An interview with a recent SDSU Chaldean woman graduate who was born and raised in Iraq was displaced due to political unrest, and finally resettled in San Diego.

Chaldeans are an ethnic minority group who live in Iraq. They started immigrating to the U.S. as early as in 1910.[1] They first resettled in Detroit Michigan where the population exponentially grew as political unrest increased in Iraq in 2003. They flew their homeland as a result of religious persecution from the Muslim majority. The process of assimilation for Chaldeans is also challenging where they face. They struggle with cultural differences, especially the generation born in the United States. For the immigrants that arrive at a younger age here, they witness the displacement process yet spend their golden years trying to assimilate into the culture. I decided to focus on this particular group of Chaldean refugees because I myself had to live through the displacement process, witnessed the struggles most first-generation refugee parents face and had to fight battles to overcome those challenges and pursue higher education in a country that faces challenges inequality and equitable opportunities.

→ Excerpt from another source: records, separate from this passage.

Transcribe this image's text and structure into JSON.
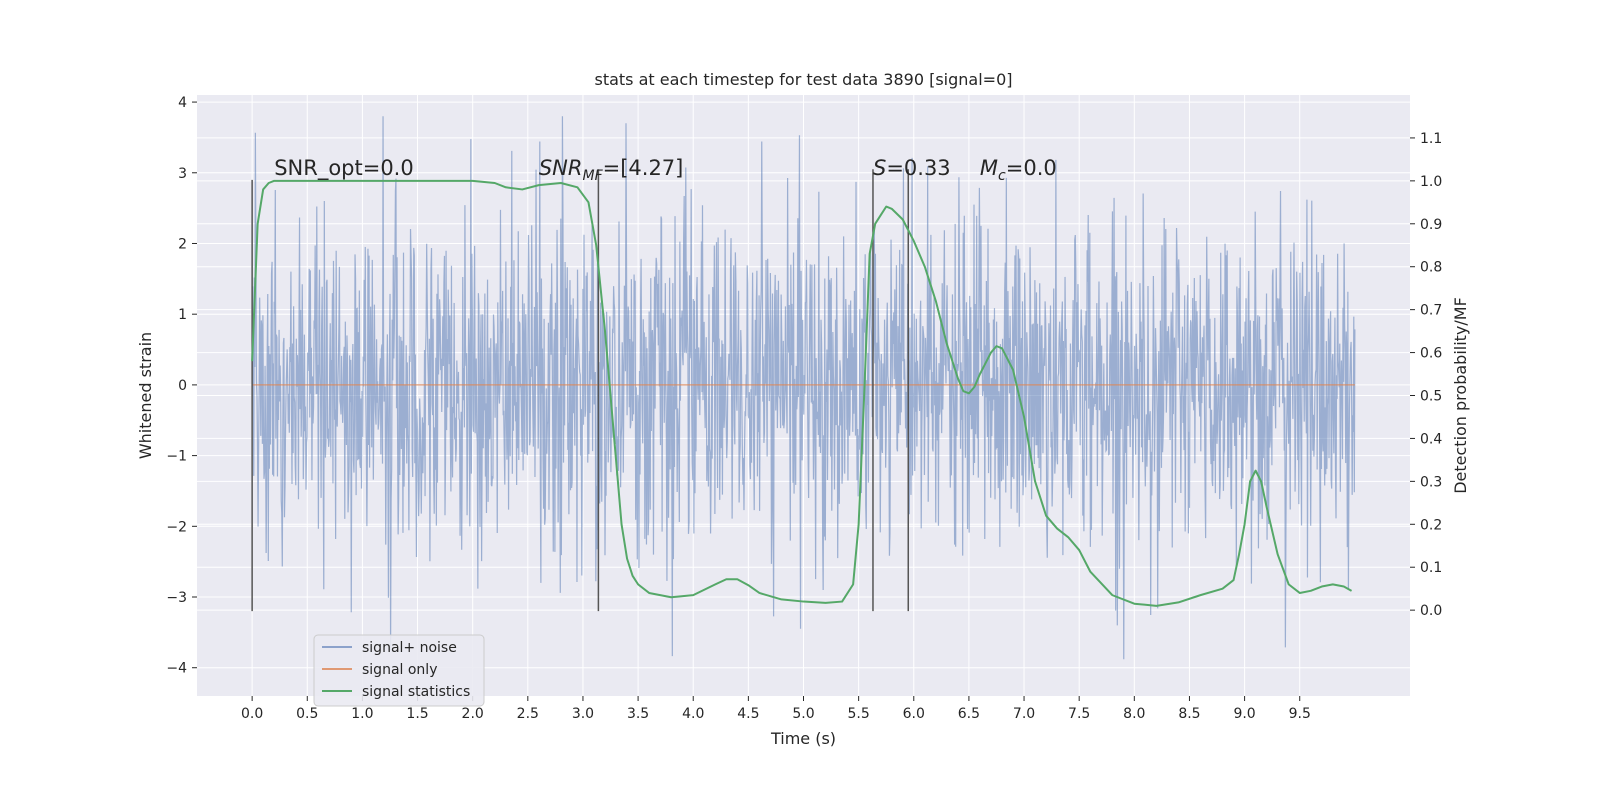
{
  "chart_data": {
    "type": "line",
    "title": "stats at each timestep for test data 3890 [signal=0]",
    "xlabel": "Time (s)",
    "ylabel_left": "Whitened strain",
    "ylabel_right": "Detection probability/MF",
    "xlim": [
      -0.5,
      10.5
    ],
    "ylim_left": [
      -4.4,
      4.1
    ],
    "ylim_right": [
      -0.2,
      1.2
    ],
    "x_ticks": [
      "0.0",
      "0.5",
      "1.0",
      "1.5",
      "2.0",
      "2.5",
      "3.0",
      "3.5",
      "4.0",
      "4.5",
      "5.0",
      "5.5",
      "6.0",
      "6.5",
      "7.0",
      "7.5",
      "8.0",
      "8.5",
      "9.0",
      "9.5"
    ],
    "y_ticks_left": [
      "−4",
      "−3",
      "−2",
      "−1",
      "0",
      "1",
      "2",
      "3",
      "4"
    ],
    "y_ticks_right": [
      "0.0",
      "0.1",
      "0.2",
      "0.3",
      "0.4",
      "0.5",
      "0.6",
      "0.7",
      "0.8",
      "0.9",
      "1.0",
      "1.1"
    ],
    "grid": true,
    "legend_position": "lower-left",
    "colors": {
      "background": "#eaeaf2",
      "grid": "#ffffff",
      "noise": "#4c72b0",
      "signal_only": "#dd8452",
      "statistics": "#55a868",
      "vlines": "#555555"
    },
    "series": [
      {
        "name": "signal+ noise",
        "axis": "left",
        "note_values": "dense whitened strain noise, roughly within ±3.5",
        "noise_seed": 3890,
        "noise_sigma": 1.15,
        "x_range": [
          0.0,
          10.0
        ]
      },
      {
        "name": "signal only",
        "axis": "left",
        "x": [
          0.0,
          10.0
        ],
        "y": [
          0.0,
          0.0
        ]
      },
      {
        "name": "signal statistics",
        "axis": "right",
        "x": [
          0.0,
          0.05,
          0.1,
          0.15,
          0.2,
          0.3,
          0.5,
          1.0,
          1.5,
          2.0,
          2.2,
          2.3,
          2.45,
          2.6,
          2.8,
          2.95,
          3.05,
          3.12,
          3.2,
          3.3,
          3.35,
          3.4,
          3.45,
          3.5,
          3.6,
          3.8,
          4.0,
          4.2,
          4.3,
          4.4,
          4.5,
          4.6,
          4.8,
          5.0,
          5.2,
          5.35,
          5.45,
          5.5,
          5.55,
          5.6,
          5.65,
          5.7,
          5.75,
          5.8,
          5.9,
          6.0,
          6.1,
          6.2,
          6.3,
          6.4,
          6.45,
          6.5,
          6.55,
          6.6,
          6.7,
          6.75,
          6.8,
          6.9,
          7.0,
          7.1,
          7.2,
          7.3,
          7.4,
          7.5,
          7.6,
          7.8,
          8.0,
          8.2,
          8.4,
          8.6,
          8.8,
          8.9,
          8.95,
          9.0,
          9.05,
          9.1,
          9.15,
          9.2,
          9.3,
          9.4,
          9.5,
          9.6,
          9.7,
          9.8,
          9.9,
          9.97
        ],
        "y": [
          0.58,
          0.9,
          0.98,
          0.995,
          1.0,
          1.0,
          1.0,
          1.0,
          1.0,
          1.0,
          0.995,
          0.985,
          0.98,
          0.99,
          0.995,
          0.985,
          0.95,
          0.85,
          0.65,
          0.35,
          0.2,
          0.12,
          0.08,
          0.06,
          0.04,
          0.03,
          0.035,
          0.06,
          0.072,
          0.072,
          0.058,
          0.04,
          0.025,
          0.02,
          0.017,
          0.02,
          0.06,
          0.2,
          0.5,
          0.83,
          0.9,
          0.92,
          0.94,
          0.935,
          0.91,
          0.86,
          0.8,
          0.72,
          0.62,
          0.54,
          0.51,
          0.505,
          0.52,
          0.55,
          0.6,
          0.615,
          0.61,
          0.56,
          0.45,
          0.3,
          0.22,
          0.19,
          0.17,
          0.14,
          0.09,
          0.035,
          0.015,
          0.01,
          0.018,
          0.035,
          0.05,
          0.07,
          0.13,
          0.2,
          0.3,
          0.325,
          0.3,
          0.24,
          0.13,
          0.06,
          0.04,
          0.045,
          0.055,
          0.06,
          0.055,
          0.045
        ]
      }
    ],
    "vlines": [
      {
        "x": 0.0,
        "y_left": [
          -3.2,
          2.9
        ]
      },
      {
        "x": 3.14,
        "y_left": [
          -3.2,
          3.05
        ]
      },
      {
        "x": 5.63,
        "y_left": [
          -3.2,
          3.05
        ]
      },
      {
        "x": 5.95,
        "y_left": [
          -3.2,
          3.05
        ]
      }
    ],
    "annotations": [
      {
        "text": "SNR_opt=0.0",
        "x": 0.2,
        "y_left": 3.0,
        "italic": false
      },
      {
        "text": "SNR",
        "sub": "MF",
        "rest": "=[4.27]",
        "x": 2.6,
        "y_left": 3.0,
        "italic": true
      },
      {
        "text": "S",
        "rest": "=0.33",
        "x": 5.63,
        "y_left": 3.0,
        "italic": true
      },
      {
        "text": "M",
        "sub": "c",
        "rest": "=0.0",
        "x": 6.6,
        "y_left": 3.0,
        "italic": true
      }
    ]
  }
}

This interview focuses on the experiences of the young Chaldean refugee women who migrated to the United States with their families, became first-generation students to even graduate high school, and are the sole providers for their families. Maryam Aso is a 22-year old Chaldean refugee woman who is a recent graduate from San Diego State University. She is getting ready to take the LSAT and attend law school despite the traumatic experiences she went through and the challenges she faced pursuing higher education as a refugee minority woman.


[1] Anon, Chaldean Americans. Countries and Their Cultures. Available at: [Accessed March 15, 2022].